К числу 13 он всегда испытывал почти религиозное чувство, придавая ему гораздо большее значение, чем окружающим его живым людям. У него и день рождения 13 сентября, и комбинации цифр мобильного телефона и автомобиля обязательно содержат 13. Думаю, в скором будущем в апартаментах, где он проживает, будет 13 опочивален. Ничего не имею против числа 13, я даже до 13 лет проживала в 13-й квартире. Посему расскажу тебе, коллега, чертову дюжину наиболее запомнившихся эпизодов за годы нашей несовместной жизни.
Эпизод 1
Июльская жара в Киеве. Еще не взорвался Чернобыль и не пришел к власти Горбачев, но уже умер Брежнев. В лесу поблизости от станции Макейчуково традиционно отмечался полуподпольный день рождения киевского барда Лени Душевного. Комитет глубокого бурения относился с повышенной бдительностью к нашим лесным бдениям. И на сей раз тоже прислал своих гонцов попугать для острастки гитарную братию. Мы с мужем опоздали и встретили на станции лучезарно улыбающихся комитетчиков. Медленно и печально переходя к угрозам, доблестные искусствоведы в штатском настоятельно требовали нашего изъятия из леса. Но возвращаться в город не хотелось принципиально и, поблагодарив комитетчиков за служебное рвение, мы нырнули в лесную глушь. Предполагаемое место расположения палаточного лагеря было пусто. Комитетчики все-таки сделали свое грязное дело и согнали народ с насиженного места. С неба начал накрапывать дождь, который, как ему положено, смывает все следы.

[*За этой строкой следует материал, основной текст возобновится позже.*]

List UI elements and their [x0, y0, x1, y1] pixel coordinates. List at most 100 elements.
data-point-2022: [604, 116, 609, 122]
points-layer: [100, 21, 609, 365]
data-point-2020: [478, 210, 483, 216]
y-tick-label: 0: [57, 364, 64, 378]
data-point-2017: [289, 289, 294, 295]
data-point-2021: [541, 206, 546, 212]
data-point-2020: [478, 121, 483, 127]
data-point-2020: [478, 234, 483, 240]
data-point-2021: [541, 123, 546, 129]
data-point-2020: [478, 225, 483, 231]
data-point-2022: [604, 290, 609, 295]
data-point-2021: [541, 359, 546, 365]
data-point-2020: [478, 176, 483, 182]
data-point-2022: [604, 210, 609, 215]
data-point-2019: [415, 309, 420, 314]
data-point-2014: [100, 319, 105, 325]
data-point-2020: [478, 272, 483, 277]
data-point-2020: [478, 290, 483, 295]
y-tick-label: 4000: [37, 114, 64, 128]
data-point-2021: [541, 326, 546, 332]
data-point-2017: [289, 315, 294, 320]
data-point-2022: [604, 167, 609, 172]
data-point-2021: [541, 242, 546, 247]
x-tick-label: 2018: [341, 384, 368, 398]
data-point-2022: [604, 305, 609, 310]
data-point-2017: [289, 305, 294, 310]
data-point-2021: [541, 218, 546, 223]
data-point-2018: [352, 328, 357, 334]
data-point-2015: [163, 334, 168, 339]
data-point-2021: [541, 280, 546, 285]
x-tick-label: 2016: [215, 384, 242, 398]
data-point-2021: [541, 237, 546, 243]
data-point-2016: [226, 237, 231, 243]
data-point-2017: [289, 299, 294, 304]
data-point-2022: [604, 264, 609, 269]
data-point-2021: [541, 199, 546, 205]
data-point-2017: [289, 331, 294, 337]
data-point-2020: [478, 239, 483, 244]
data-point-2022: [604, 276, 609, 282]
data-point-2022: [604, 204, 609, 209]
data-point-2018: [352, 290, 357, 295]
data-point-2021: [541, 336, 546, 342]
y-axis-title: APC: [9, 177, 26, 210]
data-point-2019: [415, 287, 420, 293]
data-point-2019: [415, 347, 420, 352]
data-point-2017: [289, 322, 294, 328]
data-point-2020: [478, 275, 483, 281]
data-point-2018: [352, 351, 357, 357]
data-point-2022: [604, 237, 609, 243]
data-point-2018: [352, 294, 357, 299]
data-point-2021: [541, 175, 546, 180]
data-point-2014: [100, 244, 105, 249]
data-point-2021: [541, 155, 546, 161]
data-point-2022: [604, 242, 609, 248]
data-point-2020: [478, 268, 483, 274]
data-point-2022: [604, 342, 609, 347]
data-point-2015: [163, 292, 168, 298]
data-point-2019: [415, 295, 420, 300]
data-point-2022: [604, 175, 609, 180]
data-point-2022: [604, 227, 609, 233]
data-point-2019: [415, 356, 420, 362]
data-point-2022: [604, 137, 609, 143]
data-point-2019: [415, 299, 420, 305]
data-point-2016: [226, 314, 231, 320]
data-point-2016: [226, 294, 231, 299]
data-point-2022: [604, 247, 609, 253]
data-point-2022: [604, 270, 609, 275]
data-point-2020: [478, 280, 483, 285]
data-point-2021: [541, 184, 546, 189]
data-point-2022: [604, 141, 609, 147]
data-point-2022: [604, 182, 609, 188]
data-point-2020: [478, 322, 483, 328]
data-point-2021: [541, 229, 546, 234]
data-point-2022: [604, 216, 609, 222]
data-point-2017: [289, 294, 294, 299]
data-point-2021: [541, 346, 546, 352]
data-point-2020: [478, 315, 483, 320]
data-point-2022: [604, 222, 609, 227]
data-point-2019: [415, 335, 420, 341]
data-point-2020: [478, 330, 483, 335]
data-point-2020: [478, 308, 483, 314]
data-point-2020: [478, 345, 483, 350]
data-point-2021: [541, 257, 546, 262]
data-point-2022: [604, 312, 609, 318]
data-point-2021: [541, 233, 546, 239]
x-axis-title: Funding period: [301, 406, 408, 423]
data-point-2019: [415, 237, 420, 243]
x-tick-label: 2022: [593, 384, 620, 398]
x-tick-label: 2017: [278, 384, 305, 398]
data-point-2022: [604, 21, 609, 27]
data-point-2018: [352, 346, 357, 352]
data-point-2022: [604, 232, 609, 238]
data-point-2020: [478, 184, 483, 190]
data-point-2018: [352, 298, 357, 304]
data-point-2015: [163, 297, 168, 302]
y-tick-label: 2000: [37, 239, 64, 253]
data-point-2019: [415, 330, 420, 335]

Мы шли наугад, уже ни на что не надеясь, и вдруг в пустом мокром лесу наткнулись на виновника торжества Леню Душевного, который (на всякий случай) сошел с электрички на предыдущей станции, дабы не встречаться с дядями из комитета. Сев на пенек и употребив на троих содержимое Лениной фляжки, мы с новыми силами отправились в путь. Долго ли коротко ли пришлось блуждать по лесу, сейчас вспомнить трудно. Но новое местопребывание гостей, явившихся праздновать день рождения, мы все-таки нашли. Бредя по тропе и здороваясь с каждым встречным, я прошла с набок свернутой головой мимо ленинградского гостя. Он точно так же свернул свою голову в противоположном направлении. Миновав по инерции несколько метров, мы одновременно развернулись и двинулись навстречу друг другу, как два сошедших с рельсов поезда.
— Что происходит, почему мы не здороваемся? Ты чего сегодня такая… смурная, что ли?
— Понимаешь, Леш, мой муж вдруг решил не оставлять меня в лагере. Он хочет вернуть меня в больницу, из которой я удрала. Говорит, что если у меня будет после встречи с комитетчиками прободение язвы, хирурга в лесу он для меня не найдет.
— С хирургом действительно проблематично, но врач «скорой помощи» перед тобой. Показывай, где муж, я с ним договорюсь. Почему-то ужасно не хочется, чтоб ты уезжала.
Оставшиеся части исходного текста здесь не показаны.